None of this is settled, and we are not going to pretend it protects you today. But the direction of travel is unmistakable: toward more transparency, real opt-outs and the possibility of credit or payment for the work that trains these systems. When that machinery arrives it will run on evidence, and the creators positioned to benefit are the ones who can answer "what did you make, and when?" without flinching.

The honest bottom line

So, plainly, what a timestamp does and does not do.

It proves that a specific work existed in a specific form on a specific date, verifiably, by anyone, for as long as the public record stands. That is the foundation for any claim of precedence. It does not prove an AI used your work. It does not stop scraping. And it does not grant or replace copyright: copyright is automatic the moment you record your work, and where the stakes justify it you should still register it formally, because registration carries benefits in some places that no timestamp can. A timestamp is the complement: an instant, inexpensive record you can create the moment a work exists.

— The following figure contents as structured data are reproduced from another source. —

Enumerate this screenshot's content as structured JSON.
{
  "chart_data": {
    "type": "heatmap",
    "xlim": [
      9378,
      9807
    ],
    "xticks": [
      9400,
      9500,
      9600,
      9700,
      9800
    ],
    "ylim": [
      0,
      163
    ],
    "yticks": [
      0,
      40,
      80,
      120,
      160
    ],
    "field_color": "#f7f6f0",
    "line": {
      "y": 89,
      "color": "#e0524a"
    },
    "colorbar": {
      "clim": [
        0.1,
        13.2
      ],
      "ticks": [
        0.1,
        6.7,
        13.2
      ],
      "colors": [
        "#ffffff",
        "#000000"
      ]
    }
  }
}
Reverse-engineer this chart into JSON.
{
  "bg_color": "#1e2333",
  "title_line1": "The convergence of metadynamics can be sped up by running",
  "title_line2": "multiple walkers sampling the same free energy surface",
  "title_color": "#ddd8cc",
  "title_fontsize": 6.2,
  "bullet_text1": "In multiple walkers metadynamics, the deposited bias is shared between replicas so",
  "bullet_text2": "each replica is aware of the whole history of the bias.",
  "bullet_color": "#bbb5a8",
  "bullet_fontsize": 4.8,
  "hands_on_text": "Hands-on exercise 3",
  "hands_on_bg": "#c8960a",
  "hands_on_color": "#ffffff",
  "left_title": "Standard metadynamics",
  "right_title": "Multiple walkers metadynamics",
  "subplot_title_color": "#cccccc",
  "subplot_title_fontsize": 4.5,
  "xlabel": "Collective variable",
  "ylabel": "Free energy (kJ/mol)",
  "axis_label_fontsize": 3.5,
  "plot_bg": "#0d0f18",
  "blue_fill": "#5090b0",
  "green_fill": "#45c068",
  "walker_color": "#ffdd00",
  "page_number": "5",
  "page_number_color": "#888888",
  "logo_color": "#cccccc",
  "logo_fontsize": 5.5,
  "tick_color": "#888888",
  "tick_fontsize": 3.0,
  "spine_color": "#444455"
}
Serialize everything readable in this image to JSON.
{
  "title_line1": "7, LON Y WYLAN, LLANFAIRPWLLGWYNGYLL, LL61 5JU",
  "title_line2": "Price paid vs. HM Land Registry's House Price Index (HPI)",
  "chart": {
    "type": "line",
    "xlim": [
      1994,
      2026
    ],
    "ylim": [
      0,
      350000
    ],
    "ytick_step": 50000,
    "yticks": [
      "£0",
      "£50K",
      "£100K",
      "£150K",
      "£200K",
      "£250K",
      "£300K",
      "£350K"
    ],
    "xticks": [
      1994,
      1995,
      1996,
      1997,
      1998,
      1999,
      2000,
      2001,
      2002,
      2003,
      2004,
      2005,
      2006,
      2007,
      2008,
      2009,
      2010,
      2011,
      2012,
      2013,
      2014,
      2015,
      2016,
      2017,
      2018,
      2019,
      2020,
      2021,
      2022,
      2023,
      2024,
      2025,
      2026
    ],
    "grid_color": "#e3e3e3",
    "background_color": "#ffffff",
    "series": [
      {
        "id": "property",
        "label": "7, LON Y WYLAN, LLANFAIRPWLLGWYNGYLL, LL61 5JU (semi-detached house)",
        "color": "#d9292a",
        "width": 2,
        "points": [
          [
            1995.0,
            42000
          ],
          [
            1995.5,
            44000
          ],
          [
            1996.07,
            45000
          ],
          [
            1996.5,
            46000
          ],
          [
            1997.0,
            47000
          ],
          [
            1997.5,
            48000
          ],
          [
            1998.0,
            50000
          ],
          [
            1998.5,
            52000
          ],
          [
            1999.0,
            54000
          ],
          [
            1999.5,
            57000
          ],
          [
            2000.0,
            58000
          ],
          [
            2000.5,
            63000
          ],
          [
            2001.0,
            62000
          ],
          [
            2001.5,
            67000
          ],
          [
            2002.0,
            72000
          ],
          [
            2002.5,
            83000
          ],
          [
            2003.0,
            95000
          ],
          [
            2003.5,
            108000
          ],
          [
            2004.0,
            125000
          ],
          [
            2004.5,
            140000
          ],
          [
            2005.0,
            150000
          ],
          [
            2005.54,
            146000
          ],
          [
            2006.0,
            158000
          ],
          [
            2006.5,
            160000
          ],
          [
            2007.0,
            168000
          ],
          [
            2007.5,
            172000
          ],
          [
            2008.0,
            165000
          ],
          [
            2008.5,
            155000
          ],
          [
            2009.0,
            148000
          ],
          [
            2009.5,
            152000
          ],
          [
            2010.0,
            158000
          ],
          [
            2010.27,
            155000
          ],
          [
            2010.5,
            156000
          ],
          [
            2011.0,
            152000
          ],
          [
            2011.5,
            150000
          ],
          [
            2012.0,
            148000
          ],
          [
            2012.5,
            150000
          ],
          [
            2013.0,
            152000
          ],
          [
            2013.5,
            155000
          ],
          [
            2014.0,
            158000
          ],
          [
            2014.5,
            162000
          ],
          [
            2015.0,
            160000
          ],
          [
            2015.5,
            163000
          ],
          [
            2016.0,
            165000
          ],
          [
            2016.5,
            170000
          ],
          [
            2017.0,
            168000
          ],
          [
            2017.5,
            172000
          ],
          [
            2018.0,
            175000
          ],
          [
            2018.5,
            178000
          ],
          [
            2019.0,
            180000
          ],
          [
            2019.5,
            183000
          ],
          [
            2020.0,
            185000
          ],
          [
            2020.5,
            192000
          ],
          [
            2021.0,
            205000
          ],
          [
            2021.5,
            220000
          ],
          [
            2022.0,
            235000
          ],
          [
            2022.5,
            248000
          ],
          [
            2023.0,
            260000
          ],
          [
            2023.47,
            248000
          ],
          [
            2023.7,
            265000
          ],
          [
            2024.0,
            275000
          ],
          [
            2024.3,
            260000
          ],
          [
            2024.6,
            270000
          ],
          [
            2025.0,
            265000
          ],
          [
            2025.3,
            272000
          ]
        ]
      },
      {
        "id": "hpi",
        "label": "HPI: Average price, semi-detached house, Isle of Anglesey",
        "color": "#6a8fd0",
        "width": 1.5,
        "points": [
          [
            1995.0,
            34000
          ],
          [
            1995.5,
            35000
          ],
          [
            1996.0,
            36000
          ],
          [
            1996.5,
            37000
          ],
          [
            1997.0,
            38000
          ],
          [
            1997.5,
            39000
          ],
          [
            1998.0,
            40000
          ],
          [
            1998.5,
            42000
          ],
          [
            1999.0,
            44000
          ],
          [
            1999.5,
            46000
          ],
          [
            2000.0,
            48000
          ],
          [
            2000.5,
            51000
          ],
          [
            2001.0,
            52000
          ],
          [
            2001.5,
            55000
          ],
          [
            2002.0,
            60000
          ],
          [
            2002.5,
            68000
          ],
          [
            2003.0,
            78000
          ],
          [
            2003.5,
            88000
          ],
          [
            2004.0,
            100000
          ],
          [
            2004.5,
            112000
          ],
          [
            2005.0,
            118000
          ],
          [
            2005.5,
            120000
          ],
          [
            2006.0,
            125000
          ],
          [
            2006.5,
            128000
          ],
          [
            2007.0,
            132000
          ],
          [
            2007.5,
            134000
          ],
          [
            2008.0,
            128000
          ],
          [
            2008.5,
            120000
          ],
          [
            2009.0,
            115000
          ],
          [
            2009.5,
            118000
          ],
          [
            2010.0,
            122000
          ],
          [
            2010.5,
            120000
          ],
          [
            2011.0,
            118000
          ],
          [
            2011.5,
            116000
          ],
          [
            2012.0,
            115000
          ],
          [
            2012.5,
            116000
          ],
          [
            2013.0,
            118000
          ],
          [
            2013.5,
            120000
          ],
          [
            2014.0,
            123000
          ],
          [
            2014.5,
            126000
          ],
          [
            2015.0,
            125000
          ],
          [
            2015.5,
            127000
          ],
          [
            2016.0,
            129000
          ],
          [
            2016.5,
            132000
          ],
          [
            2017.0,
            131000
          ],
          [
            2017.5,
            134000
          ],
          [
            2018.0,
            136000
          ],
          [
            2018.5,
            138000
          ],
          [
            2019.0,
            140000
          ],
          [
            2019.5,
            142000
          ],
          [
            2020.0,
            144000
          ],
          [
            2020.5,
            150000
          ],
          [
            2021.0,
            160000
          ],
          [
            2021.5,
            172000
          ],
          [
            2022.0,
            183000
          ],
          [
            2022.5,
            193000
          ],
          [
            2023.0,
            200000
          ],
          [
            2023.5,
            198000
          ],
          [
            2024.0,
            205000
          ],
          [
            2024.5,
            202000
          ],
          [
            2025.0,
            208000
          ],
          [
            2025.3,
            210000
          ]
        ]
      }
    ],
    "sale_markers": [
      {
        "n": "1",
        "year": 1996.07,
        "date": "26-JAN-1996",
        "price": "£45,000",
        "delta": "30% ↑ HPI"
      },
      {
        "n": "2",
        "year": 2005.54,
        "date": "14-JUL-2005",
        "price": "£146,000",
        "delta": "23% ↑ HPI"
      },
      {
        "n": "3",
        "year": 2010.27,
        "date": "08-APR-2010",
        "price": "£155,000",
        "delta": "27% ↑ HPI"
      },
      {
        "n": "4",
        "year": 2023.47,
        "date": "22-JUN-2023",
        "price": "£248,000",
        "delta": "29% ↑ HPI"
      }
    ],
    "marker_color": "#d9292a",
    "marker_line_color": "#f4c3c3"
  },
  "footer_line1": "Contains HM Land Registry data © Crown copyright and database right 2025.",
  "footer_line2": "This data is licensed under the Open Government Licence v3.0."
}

Formal registration is a far heavier undertaking, and it works differently in every jurisdiction (the EU, the US and the rest each run their own systems): it can take months, and once trademarks, multiple countries or a lawyer are involved, it easily runs into thousands of euros or dollars.

The age of AI did not invent the creator's oldest problem, which is proving that your work was yours, first. It just made it urgent and a great deal harder to ignore. You cannot un-train the models that already read the internet. You can, starting with your very next file, make sure that everything you create from here forward carries a proof you can stand behind.

Timestamp it when you finish it. Declare your terms. Keep your originals. It costs almost nothing, and it is the part of this whole mess that is actually in your hands.